EFFECTS OF THE INVENTION According to the water reformer of the present invention, tap water or well water is reformed into water with strong osmotic power, the flavor of the water is improved, and it is as healthy as alkaline water obtained by electrolysis. When it is used for cooking and food production, it contributes greatly to improving the flavor of the food and food, and the freshness of the food lasts longer, and when it is used for plant cultivation, water that promotes plant growth is promoted. , Can be obtained at low cost.

[Brief description of drawings]

FIG. 1 is a schematic view of a water reformer (A type) of the present invention.

FIG. 2 is a schematic view of a water reformer (B type) of the present invention.

FIG. 3 is a schematic view of a water reformer (C type) of the present invention.

FIG. 4 is a schematic view of a water reformer (D type) of the present invention.

FIG. 5 is a schematic view of a water reformer (E type) of the present invention.

FIG. 6 is a schematic view of a water reformer (F-A1 type) of a comparative example.

FIG. 7 is a schematic diagram of a water reformer (F-A2 type) of a comparative example.

FIG. 8 is a schematic view of a water reformer (FB type) of a comparative example.

FIG. 9 is an explanatory diagram of a half width value when measuring the line width of water.

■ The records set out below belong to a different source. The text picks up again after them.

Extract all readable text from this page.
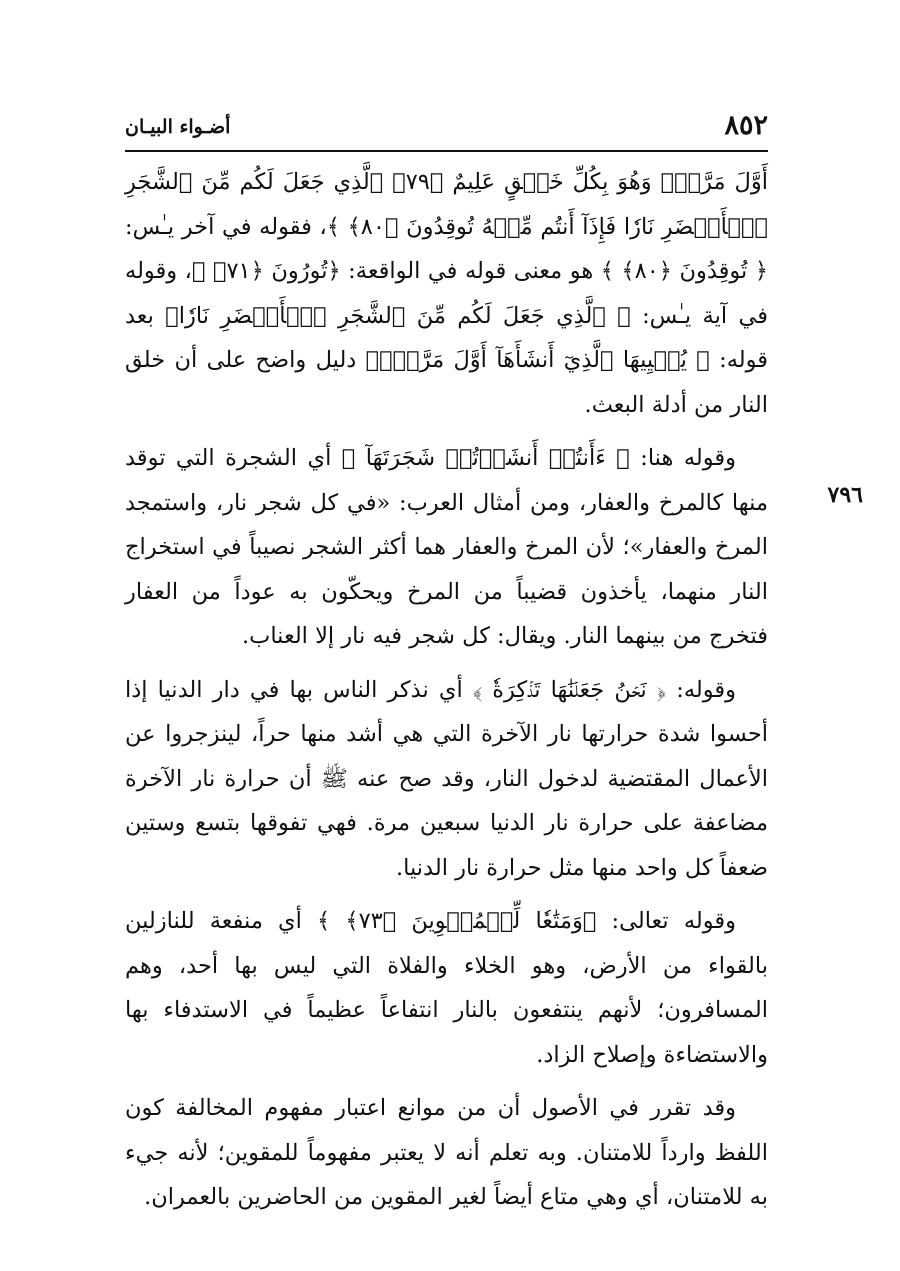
٨٥٢
أضـواء البيـان
٧٩٦

أَوَّلَ مَرَّةٍۖ وَهُوَ بِكُلِّ خَلۡقٍ عَلِيمٌ ﴿٧٩﴾ ٱلَّذِي جَعَلَ لَكُم مِّنَ ٱلشَّجَرِ ٱلۡأَخۡضَرِ نَارٗا فَإِذَآ أَنتُم مِّنۡهُ تُوقِدُونَ ﴿٨٠﴾ ﴾، فقوله في آخر يـٰس: ﴿ تُوقِدُونَ ﴿٨٠﴾ ﴾ هو معنى قوله في الواقعة: ﴿تُورُونَ ﴿٧١﴾ ﴾، وقوله في آية يـٰس: ﴿ ٱلَّذِي جَعَلَ لَكُم مِّنَ ٱلشَّجَرِ ٱلۡأَخۡضَرِ نَارٗا﴾ بعد قوله: ﴿ يُحۡيِيهَا ٱلَّذِيٓ أَنشَأَهَآ أَوَّلَ مَرَّةٍۖ﴾ دليل واضح على أن خلق النار من أدلة البعث.

وقوله هنا: ﴿ ءَأَنتُمۡ أَنشَأۡتُمۡ شَجَرَتَهَآ ﴾ أي الشجرة التي توقد منها كالمرخ والعفار، ومن أمثال العرب: «في كل شجر نار، واستمجد المرخ والعفار»؛ لأن المرخ والعفار هما أكثر الشجر نصيباً في استخراج النار منهما، يأخذون قضيباً من المرخ ويحكّون به عوداً من العفار فتخرج من بينهما النار. ويقال: كل شجر فيه نار إلا العناب.

وقوله: ﴿ نَحۡنُ جَعَلۡنَٰهَا تَذۡكِرَةٗ ﴾ أي نذكر الناس بها في دار الدنيا إذا أحسوا شدة حرارتها نار الآخرة التي هي أشد منها حراً، لينزجروا عن الأعمال المقتضية لدخول النار، وقد صح عنه ﷺ أن حرارة نار الآخرة مضاعفة على حرارة نار الدنيا سبعين مرة. فهي تفوقها بتسع وستين ضعفاً كل واحد منها مثل حرارة نار الدنيا.

وقوله تعالى: ﴿وَمَتَٰعٗا لِّلۡمُقۡوِينَ ﴿٧٣﴾ ﴾ أي منفعة للنازلين بالقواء من الأرض، وهو الخلاء والفلاة التي ليس بها أحد، وهم المسافرون؛ لأنهم ينتفعون بالنار انتفاعاً عظيماً في الاستدفاء بها والاستضاءة وإصلاح الزاد.

وقد تقرر في الأصول أن من موانع اعتبار مفهوم المخالفة كون اللفظ وارداً للامتنان. وبه تعلم أنه لا يعتبر مفهوماً للمقوين؛ لأنه جيء به للامتنان، أي وهي متاع أيضاً لغير المقوين من الحاضرين بالعمران.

FIG. 10 is a schematic view of a U-shaped osmotic pressure tester for measuring the osmotic force of water.

[Explanation of symbols]

 Y Activated carbon layer 1 Anion exchange resin layer 2 Material layer

[Procedure amendment]

[Submission date] October 23, 1991

[Procedure Amendment 1]

[Document name to be amended] Statement

[Correction target item name] 0044

[Correction method] Change

[Correction content]

[0044]

[Table 4]

[Procedure Amendment 2]

[Document name to be amended] Statement

[Correction target item name] 0047

[Correction method] Change

[Correction content]

[0047]

[Table 6]

[Procedure 3]

[Document name to be amended] Statement

[Correction target item name] 0048

[Correction method] Change

[Correction content]

[0048]

[Table 7]

Claims (5)

[Claims] 1. A water conditioner comprising an anion exchange resin layer and a water-insoluble material layer having a large surface area, which are sequentially combined. 2. The anion-exchange resin layer is brought into contact with water for at least 2 to 30 seconds so that the content of nitrate nitrogen and nitrite nitrogen is at least 0.9 mg per liter of water or less. The water conditioner according to claim 1, which is a sufficient amount. 3. The material layer comprises (a) an average particle size of 0.05 to 5
mm a and a specific surface area per 1g is 10 m ² or more, activated carbon, zeolite, silica gel, and / or alumino - silica gel, (ii) a is coated with the coating composition, specific surface area per 1g is 10 m ² or more A yarn, cotton, woven fabric, knitted fabric, or non-woven fabric-like organic fiber, the specific surface area per 1 g is 10 m
^{From 2} or more, yarn, cotton or woven inorganic fibers, and / or a water-insoluble granular material having an average particle diameter of 0.05 to 3 mm, and (c) the above (a) component and (b) component And a mixture having a specific surface area per gram of 10 m ² or more, at least one selected from the group consisting of: 4. The coating composition comprises (a) a synthetic resin emulsion, a water-soluble synthetic resin, and general formula RSi.
(OR ′) ₃ (wherein R is an organic group having 1 to 8 carbon atoms, R ′
Represents an alkyl group having 1 to 5 carbon atoms or an acyl group having 1 to 4 carbon atoms), and 2 to 15 parts by weight in terms of solid content of at least one organoalkoxysilane represented by (b) colloidal or average. At least one of water-insoluble metal oxides, carbides or nitrides having a particle size of 0.005 to 1 μm and activated carbon having an average particle size of 0.1 to 20 μm, zeolite, silica gel or alumino-silica gel in terms of solid content is 2 To 35 parts by weight, and (c) 45 to 95 parts by weight of water and / or alcohol [provided that (a) +
(B) + (c) = 100 parts by weight]. 5. The water improver according to claim 4, wherein the coating composition contains an acid as a hydrolysis catalyst for the organoalkoxysilane.